This might be a regular word in the IT industry offering products and solutions. The definition states “made or done to order for a particular customer.” Today, custom-made is cut across the industry fitting to customer specifics.
Just imagine a customer walking into a restaurant and reading through the menu, and calls on the waiter to order something that’s not part of the menu. The Customer doesn’t take NO for an answer if you are really keen on customer service. If it is not listed on the menu, then better cook it – that’s the sense of service in the industry. This is just an analogy that can be applied to any vertical or horizontal.

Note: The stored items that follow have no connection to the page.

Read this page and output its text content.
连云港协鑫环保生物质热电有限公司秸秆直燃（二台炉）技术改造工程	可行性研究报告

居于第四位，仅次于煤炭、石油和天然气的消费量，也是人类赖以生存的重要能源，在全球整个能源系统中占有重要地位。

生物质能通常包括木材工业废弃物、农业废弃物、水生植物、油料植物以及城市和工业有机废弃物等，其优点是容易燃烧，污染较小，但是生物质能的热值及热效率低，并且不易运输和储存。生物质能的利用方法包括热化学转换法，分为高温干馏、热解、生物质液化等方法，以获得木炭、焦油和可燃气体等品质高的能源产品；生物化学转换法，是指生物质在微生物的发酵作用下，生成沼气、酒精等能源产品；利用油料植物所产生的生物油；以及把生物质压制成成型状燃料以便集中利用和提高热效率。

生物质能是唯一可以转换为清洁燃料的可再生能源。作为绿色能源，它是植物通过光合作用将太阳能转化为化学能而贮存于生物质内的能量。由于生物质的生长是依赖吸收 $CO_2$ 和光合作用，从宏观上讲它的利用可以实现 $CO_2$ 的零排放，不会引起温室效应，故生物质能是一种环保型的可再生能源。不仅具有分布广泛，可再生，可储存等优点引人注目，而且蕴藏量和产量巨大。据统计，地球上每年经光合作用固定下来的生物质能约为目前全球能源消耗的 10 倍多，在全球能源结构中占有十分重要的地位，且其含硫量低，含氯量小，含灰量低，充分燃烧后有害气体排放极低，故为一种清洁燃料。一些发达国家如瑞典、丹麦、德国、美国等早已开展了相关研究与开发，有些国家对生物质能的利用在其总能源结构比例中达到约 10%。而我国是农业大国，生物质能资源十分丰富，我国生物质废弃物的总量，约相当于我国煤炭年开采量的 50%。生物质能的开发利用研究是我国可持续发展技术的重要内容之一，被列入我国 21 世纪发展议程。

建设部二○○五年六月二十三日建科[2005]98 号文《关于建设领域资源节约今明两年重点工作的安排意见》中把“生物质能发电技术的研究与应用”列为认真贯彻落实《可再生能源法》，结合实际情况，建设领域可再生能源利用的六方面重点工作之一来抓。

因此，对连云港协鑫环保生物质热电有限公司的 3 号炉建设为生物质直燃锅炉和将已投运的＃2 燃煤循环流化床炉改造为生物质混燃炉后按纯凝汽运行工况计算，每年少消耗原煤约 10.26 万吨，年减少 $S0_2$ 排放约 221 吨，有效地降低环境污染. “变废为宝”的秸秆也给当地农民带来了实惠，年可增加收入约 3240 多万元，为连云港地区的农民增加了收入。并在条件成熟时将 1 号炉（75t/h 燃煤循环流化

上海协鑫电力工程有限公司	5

There is no ‘one size fits for all’ – all these might sound cliches, but the spotlight is back on the customer beaming more brightly than ever before. The customer is king. True, if not for the customer, what will happen to business eco-system? Who drives business? If not for the patronage of the customer, who pays the bills – and that includes salaries.
“We got to think more along the lines of doing something exclusively for the customer.”
The distinct factor and differentiator in an industry dominated by the best in business is your ability to make the customer feel special. Right from sundry stuff to sophisticated schooling, think more along the lines of doing something different that is exciting and exactly meets the customer's requirement.
Interestingly, training too have seen the swing when institutions go out of the way to offer tailor-made training, which is unique and inimitable to the customer in the picture.
The engagement has gone one-notch above. Now customers brief a scenario to exact a solution. It’s like turning a use case into an application – which may sound like an exaggeration. Not anymore.
In a recent inquiry, a customer came out with a specific need that was not part of our offering. In fact, they pinned the scope so neatly that the subject sought was close to 'cherry picking' and bundled as one course, and refusal to entertain their inquiry will make them shift and shop elsewhere. So, what do we do? Either make them understand, which they wont or find some middle ground where both of our objectives are met.
“You must be willing to go as far as you can”
Today, the choice for a customer has grown manifold. If you aren’t ready, move aside, and the next one in line will be inquired. So to a bag a business order, that connects directly or loosely, it’s both important and imperative to make most of the opportunity and drive hard for a closure. It will be foolhardy to dismiss with a ‘sorry, we don’t have that in our catalog”. The missed opportunity could cost us dear. From experience, its always the missed opportunity prove to be the worst casualties. Unless it's completely beyond your strength, you must be willing to go as far as you can. Chances aren’t easy to come by these days with competition throttling and scuttling at the first instant possible. Customer service is evolving. The service provided will be the game changer and excellence will result in the clincher.
One of our customers had an interesting anecdote. He was visiting a gift shop to buy something in particular. The shop owner heard his order, and declared his helplessness as “not available’ and turned his attention to the news on television. The customer moved on to the next door, which too was a gift shop, and that owner too didn’t have the article, but instead of flatly refusing with a ‘No’, he was interested to offer the customer with alternatives of ‘maybe you would like this or try that one.” The spirit of engagement impressed the customer, and even more impressive were the choices presented that the customer never thought of, and in the end, he purchased one and promised to come back. While leaving the shop, he looked at the previous shop and noticed the distinct difference in entrepreneurship. One was willing to go way go way beyond, while the other just sat and did nothing much. The customer left a thank you note to the shopkeeper saying “that looks like it’s just made for me”.